San Francisco: Shell spokespeople on Wednesday brushed off Tuesday’s request from Seattle Port commissioners to delay assembling its Arctic drilling fleet in that city’s Terminal 5.
The day after the commissioners issued their surprise request at a meeting open to the public, Shell insisted its lease for the terminal is valid and pointed out that it has only a relatively brief window of opportunity to get its fleet of about 25 vessels up to Alaskan waters for exploratory drilling.
Shell is aiming to return to Arctic drilling for the first time in three years, but the mayor and the city of Seattle have said the use of their terminal as a base for drill rigs isn’t allowed under the port’s current land-use permit, which is for cargo operations.

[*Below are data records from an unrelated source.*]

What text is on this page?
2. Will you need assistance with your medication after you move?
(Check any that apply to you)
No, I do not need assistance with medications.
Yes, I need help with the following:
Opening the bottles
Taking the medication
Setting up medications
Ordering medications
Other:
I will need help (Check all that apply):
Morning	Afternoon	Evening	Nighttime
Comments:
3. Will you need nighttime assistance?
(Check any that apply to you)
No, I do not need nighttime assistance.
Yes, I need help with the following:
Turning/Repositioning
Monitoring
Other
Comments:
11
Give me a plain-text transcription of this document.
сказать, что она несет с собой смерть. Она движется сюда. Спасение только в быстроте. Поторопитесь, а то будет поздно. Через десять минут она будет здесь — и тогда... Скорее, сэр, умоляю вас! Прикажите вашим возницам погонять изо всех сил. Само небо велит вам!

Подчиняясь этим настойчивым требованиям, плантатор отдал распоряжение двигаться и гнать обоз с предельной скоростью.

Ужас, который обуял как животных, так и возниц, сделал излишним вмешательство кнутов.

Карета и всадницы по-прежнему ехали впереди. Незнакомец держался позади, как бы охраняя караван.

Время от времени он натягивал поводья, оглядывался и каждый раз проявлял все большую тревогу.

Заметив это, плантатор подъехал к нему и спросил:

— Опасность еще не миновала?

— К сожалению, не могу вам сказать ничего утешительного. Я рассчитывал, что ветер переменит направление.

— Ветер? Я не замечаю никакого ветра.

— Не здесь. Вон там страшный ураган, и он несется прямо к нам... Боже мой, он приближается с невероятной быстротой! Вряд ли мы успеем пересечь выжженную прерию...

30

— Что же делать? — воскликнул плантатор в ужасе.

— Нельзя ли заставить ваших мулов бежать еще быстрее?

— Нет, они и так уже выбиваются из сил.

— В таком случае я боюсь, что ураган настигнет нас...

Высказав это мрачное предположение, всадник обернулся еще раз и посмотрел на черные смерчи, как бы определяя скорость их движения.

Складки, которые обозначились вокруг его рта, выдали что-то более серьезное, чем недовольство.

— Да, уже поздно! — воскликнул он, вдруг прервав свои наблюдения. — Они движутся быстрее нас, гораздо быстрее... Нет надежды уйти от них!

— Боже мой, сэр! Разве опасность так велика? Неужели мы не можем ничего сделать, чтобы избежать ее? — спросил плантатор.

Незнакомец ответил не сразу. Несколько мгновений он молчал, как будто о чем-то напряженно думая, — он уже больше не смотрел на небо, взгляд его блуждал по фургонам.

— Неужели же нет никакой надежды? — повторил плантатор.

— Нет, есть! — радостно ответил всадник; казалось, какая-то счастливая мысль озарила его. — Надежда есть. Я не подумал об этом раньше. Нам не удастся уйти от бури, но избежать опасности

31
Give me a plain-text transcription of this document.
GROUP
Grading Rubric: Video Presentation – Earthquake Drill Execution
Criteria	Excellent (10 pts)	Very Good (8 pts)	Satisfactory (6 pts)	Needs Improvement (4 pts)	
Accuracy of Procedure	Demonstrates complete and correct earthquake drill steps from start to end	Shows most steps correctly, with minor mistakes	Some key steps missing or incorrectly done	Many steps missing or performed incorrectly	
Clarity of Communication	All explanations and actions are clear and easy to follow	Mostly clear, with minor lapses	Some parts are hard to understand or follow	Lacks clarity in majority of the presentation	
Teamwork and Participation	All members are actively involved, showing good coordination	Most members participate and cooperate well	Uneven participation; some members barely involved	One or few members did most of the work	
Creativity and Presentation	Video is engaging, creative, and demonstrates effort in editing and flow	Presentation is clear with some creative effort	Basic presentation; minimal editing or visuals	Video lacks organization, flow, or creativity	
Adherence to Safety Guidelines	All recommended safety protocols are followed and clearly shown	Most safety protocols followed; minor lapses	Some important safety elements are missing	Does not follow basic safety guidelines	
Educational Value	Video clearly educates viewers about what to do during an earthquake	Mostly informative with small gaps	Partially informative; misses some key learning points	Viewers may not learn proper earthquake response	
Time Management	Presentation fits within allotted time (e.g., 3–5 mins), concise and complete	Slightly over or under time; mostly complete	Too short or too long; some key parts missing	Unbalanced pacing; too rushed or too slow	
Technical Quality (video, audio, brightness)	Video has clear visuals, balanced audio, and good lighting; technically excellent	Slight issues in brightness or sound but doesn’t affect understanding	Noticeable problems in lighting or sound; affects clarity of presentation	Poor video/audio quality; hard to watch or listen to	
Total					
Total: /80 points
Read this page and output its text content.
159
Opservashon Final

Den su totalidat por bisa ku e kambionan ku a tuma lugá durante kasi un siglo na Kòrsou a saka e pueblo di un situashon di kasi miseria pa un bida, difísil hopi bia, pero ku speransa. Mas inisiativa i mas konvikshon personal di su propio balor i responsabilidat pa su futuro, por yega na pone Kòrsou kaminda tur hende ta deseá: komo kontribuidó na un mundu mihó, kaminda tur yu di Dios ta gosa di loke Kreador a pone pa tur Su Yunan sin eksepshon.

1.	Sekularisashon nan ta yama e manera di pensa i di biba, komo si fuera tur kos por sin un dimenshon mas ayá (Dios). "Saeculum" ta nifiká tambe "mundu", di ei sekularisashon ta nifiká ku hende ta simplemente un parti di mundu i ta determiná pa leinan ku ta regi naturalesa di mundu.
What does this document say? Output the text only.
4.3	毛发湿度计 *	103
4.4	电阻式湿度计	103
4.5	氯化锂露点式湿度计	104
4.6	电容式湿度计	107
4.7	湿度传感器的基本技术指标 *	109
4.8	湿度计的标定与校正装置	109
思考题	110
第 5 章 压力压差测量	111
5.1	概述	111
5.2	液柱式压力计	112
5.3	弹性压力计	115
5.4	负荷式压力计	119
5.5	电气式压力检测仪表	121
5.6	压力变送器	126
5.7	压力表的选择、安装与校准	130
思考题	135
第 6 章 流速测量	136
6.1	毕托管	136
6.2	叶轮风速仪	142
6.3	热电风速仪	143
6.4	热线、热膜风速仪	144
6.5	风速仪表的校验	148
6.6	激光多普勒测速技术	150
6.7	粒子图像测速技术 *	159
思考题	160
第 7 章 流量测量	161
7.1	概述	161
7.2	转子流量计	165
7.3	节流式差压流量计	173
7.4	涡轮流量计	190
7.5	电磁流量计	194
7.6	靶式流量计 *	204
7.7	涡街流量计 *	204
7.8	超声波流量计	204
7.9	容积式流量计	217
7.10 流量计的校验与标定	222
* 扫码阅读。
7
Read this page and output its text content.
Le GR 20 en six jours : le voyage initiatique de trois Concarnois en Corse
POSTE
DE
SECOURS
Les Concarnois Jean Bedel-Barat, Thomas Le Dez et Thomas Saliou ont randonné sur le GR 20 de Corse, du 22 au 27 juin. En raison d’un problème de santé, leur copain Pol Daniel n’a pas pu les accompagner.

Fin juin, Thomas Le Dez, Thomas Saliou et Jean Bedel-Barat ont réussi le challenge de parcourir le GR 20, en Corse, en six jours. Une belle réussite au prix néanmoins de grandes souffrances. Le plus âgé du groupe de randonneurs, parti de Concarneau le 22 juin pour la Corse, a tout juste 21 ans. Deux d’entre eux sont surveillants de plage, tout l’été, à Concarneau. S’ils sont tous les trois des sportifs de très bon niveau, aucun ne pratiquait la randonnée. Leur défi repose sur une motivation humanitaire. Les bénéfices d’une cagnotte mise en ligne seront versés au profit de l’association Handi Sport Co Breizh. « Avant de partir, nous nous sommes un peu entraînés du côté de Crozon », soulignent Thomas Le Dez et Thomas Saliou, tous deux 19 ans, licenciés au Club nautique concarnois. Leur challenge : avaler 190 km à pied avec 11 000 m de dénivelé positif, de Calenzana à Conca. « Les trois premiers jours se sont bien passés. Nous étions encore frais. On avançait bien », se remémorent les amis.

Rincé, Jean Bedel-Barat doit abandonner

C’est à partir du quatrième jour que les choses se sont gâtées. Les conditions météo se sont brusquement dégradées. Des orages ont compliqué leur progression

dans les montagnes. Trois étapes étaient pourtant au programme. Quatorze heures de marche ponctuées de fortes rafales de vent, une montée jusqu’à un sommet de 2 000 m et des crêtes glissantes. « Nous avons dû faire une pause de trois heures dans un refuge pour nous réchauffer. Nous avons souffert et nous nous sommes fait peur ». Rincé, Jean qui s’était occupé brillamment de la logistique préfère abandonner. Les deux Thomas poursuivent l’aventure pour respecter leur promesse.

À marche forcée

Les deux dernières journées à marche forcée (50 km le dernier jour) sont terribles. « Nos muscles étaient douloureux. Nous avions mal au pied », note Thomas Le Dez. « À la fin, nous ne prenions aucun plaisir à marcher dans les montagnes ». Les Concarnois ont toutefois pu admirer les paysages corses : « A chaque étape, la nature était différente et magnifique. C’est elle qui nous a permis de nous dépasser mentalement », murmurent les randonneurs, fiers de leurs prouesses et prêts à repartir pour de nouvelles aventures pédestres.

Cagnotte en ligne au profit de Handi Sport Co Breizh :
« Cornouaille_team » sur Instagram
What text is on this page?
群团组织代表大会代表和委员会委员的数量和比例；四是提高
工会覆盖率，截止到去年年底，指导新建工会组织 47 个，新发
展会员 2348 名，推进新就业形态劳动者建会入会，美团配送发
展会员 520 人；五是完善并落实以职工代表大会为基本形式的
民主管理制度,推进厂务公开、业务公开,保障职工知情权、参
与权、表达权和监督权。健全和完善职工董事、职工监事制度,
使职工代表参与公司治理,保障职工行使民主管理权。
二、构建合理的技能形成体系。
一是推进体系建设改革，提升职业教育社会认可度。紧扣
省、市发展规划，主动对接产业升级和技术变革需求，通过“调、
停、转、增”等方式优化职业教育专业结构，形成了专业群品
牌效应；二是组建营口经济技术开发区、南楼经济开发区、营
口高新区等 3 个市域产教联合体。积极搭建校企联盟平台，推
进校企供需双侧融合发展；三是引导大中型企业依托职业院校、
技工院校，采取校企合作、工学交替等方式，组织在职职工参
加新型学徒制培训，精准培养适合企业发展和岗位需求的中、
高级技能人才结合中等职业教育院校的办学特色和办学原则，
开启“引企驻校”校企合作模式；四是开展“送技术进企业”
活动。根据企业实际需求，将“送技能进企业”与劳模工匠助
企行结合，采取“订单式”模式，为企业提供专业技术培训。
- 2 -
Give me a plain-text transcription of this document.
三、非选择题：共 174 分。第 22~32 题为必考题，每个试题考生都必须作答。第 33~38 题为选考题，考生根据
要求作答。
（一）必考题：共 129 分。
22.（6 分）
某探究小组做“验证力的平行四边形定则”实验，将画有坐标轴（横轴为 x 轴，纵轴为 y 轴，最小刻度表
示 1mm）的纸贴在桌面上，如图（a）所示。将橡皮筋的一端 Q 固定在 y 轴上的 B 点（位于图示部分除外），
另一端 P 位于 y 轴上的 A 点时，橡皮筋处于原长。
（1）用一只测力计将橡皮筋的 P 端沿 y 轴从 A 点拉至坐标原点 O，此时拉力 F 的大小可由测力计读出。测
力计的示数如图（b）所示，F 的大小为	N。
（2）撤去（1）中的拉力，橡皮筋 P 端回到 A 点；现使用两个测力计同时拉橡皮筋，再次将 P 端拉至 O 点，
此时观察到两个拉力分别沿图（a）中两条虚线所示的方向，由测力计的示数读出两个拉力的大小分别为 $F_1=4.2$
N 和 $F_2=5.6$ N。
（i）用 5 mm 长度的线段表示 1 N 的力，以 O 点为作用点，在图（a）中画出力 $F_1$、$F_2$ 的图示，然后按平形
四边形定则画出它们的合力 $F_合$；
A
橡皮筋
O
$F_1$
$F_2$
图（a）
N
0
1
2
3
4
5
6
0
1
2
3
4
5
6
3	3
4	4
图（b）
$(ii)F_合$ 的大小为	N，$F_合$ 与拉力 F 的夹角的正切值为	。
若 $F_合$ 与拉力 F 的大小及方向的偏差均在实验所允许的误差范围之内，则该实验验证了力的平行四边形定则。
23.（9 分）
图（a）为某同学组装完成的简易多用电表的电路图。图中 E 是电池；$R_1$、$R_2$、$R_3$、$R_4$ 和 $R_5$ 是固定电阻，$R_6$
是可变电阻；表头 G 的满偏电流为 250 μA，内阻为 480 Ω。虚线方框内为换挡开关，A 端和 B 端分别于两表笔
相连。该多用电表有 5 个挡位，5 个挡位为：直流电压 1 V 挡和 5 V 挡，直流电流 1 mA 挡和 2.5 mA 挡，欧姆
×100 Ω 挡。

Even as environmental protesters, including so-called kayaktivists, are gearing up to register their disapproval of Shell’s planned drilling in the Chukchi Sea, the oil company is pressing ahead.
The first of its two giant drilling platforms, the Polar Pioneer, is set to arrive in Seattle on Thursday. It should be a magnet for demonstrators despite the court restraining order Shell obtained last month against Greenpeace. The protesters have promised a “Festival of Resistance” for the weekend.
The federal Bureau of Ocean Energy Management (BOEM) approved the company’s plans for its Arctic campaign on Monday, a big boost for the Dutch oil giant. Even though it still has to get other permits from state and federal agencies, they’re believed to be formalities after BOEM’s nod.